Reuters is reporting that a German court has issued a negative opinion on the legality of the country’s state monopoly on sports betting. The opinion, which was issued Aug. 9, but just made public on Wednesday, came as an administrative court in the state of Hesse overturned a decision to stop “an unnamed German company” from taking sports betting action for a “Malta-based partner” while an appeal was pending.
The Hesse court claimed that the German authorities had (a) reacted insufficiently to the growth of forms of gambling other than sports betting, and (b) had not raised similar objections to aggressive promotion of the state-run lottery. According to the court, there was “no indication of a public interest in the ban taking effect immediately because … a so-called concession model will be tested in coming years that will also make it legal for private companies to broker sports bets.”

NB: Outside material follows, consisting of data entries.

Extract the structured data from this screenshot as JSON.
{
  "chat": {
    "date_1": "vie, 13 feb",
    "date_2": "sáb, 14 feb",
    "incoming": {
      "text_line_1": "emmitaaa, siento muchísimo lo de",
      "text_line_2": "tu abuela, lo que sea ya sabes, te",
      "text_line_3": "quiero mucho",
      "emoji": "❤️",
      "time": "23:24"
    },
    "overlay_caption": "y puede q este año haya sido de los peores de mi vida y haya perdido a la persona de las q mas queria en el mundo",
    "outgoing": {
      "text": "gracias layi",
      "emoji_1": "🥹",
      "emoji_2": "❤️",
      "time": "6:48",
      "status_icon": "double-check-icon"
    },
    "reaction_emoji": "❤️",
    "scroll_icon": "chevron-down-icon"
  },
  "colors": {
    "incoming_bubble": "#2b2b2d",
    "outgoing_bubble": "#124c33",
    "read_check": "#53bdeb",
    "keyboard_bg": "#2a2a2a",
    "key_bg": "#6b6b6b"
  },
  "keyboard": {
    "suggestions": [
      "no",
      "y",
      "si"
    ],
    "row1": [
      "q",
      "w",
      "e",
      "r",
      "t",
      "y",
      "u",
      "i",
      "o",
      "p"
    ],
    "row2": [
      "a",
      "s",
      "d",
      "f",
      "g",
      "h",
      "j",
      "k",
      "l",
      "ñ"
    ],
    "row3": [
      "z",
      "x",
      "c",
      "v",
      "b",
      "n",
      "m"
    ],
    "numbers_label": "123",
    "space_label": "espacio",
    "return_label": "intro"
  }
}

Court cases challenging the German gambling restrictions had been brought by online gambling operators such as Happybet Sportwetten, Digibet and the Carmen Media Group, and led the European Court of Justice to declare that “the German rules do not limit games of chance in a consistent and systematic manner.” Revisions to the State Gambling Treaty are currently being discussed among Germany’s 16 states, with expectations that an accord will be reached by Dec. 16 of this year. However, significant differences remain between the states. Schleswig-Holstein had written a plan that was welcomed by most gambling operators, while the state of Sachsen-Anhalt was known to prefer all online casinos be operated by state-owned land-based casinos. (We guess Sachsen-Anhalt is German for “Caesars Entertainment”.)
Meanwhile, even rumors of rumors of changes in German gaming law tend to send shares of embattled operator Bwin.party either soaring or tumbling. Our best guess for Thursday? Up, up and away!